Dividino, que estará em São Paulo na semana que vem, cita o descompasso entre os modais nos portos do Sudeste: “Em Santos, 40% da carga (agrícola) chega por trem. Em São Francisco do Sul (SC) são 50%. Em Paranaguá, somente 17%”.
As concessões são vistas como importantes também para absorver a oferta do oeste do Paraná, uma região ainda desatendida pelos trilhos e onde estão as taxas mais altas de produtividade no campo. “A Coamo, maior cooperativa do País (sediada em Campo Mourão), ainda manda 100% da produção ao porto de caminhão”, disse Araújo, da Ferroeste.
Aos investidores, as autoridades vão explicar os benefícios do negócio. Idealmente, um único investidor assumiria os dois trechos. Por razões práticas, os lotes serão licitados separadamente. O trecho operado pela Ferroeste seria repassado ao novo operador, que assumiria de Dourados a Guarapuava.
O primeiro passo é o lançamento de um Procedimento de Manifestação de Interesse (PMI), edital público de chamamento destinado a empresas interessadas no Evetea, o estudo técnico, econômico e ambiental para a construção e exploração de serviços ferroviários. A expectativa é que o edital saia só em 2019.
A concessão ferroviária até Paranaguá chegou a constar dos dois primeiros programas de investimentos em logística do governo federal. No terceiro, foi substituído pela Ferrogrão, projeto capitaneado pelas tradings para escoar a safra do Centro-Oeste pelo Norte.
Rumo rebate críticas
Procurada pelo Valor, a Rumo rebateu, em comunicado, as críticas que recebeu da Ferroeste: “Desde a fusão com a ALL, a Rumo vem realizando um trabalho de revitalização e expansão logística de grande impacto em suas malhas. Já foram investidos R$ 2 bilhões somente na Malha Sul, com a aquisição de material rodante e melhorias significativas na via permanente”.
Esses investimentos permitiram um crescimento de 60% no volume de grãos transportado até o Porto de Paranaguá nos três primeiros trimestres de 2017 em comparação com o mesmo período de 2016. Entre 2015 e 2016, houve uma redução de 35% no número de acidentes na Malha Sul. Portanto, a operação ferroviária da Rumo na região Sul do País não se encontra defasada.

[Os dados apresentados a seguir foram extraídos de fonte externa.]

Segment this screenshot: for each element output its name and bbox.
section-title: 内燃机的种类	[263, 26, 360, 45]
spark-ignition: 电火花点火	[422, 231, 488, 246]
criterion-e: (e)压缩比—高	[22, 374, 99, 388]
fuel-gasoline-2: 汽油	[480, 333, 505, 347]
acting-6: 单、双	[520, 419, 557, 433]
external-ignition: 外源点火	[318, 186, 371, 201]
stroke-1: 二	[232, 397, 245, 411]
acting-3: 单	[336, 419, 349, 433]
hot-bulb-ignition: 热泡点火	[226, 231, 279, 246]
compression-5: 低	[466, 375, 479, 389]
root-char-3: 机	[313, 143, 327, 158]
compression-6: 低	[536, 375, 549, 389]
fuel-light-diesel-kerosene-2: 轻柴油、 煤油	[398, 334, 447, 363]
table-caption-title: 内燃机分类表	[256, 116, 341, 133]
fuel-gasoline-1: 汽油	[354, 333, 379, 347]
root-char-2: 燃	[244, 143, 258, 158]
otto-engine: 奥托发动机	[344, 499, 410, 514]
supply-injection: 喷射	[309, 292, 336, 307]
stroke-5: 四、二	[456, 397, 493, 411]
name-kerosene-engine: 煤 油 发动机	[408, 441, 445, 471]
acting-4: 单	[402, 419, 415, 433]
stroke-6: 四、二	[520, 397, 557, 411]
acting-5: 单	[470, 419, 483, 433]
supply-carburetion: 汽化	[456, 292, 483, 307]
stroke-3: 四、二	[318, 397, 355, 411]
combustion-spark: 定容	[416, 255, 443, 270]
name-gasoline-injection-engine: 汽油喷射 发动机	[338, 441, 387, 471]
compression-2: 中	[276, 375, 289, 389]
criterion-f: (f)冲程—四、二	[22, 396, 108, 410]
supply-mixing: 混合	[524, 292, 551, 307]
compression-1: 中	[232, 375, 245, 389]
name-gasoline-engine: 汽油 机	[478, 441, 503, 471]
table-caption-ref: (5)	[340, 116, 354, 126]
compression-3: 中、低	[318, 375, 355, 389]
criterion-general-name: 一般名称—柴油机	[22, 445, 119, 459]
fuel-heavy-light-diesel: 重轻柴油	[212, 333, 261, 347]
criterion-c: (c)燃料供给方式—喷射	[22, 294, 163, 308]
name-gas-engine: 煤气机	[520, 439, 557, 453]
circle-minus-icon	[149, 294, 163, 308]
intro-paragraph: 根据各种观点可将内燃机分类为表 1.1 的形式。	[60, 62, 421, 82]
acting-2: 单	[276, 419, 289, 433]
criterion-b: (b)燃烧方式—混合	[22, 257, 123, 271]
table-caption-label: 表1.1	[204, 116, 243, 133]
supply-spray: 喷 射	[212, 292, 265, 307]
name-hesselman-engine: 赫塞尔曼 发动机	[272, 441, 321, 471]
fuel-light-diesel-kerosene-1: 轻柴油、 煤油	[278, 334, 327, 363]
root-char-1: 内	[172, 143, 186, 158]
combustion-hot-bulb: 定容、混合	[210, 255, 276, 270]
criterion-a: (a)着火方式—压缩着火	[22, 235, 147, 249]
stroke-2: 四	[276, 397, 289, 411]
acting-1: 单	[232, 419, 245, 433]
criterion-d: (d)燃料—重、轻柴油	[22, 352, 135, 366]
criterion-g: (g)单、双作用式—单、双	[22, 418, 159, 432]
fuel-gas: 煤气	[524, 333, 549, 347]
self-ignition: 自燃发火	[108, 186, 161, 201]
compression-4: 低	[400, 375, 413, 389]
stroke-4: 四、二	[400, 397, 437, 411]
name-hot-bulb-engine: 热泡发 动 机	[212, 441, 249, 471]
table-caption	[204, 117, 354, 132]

Existe uma restrição de capacidade no trecho Guarapuava-Ponta Grossa. O projeto de recapacitação desse trecho prevê a injeção de R$ 1.7 bilhão por parte da Rumo. É importante ressaltar, contudo, que responsabilidade do transporte entre Cascavel e Guarapuava é da Ferroeste, que mantém uma frota de locomotivas e vagões obsoleta, inviabilizando o atendimento da demanda da região.
Além disso, o projeto da construção de uma ferrovia ao lado de uma já existente se mostra inviável. Levá-lo adiante demandaria grandes investimentos e um longo tempo de construção, além de entraves para obtenção de licenciamento ambiental.
A Rumo já tem um plano robusto de expansão de sua malha, que permitirá atender toda a demanda do Paraná com prazo e custos menores. A companhia segue investindo na operação ferroviária, criando novos empregos, gerando desenvolvimento, garantindo o escoamento da safra agrícola e colaborando para a Balança Comercial”.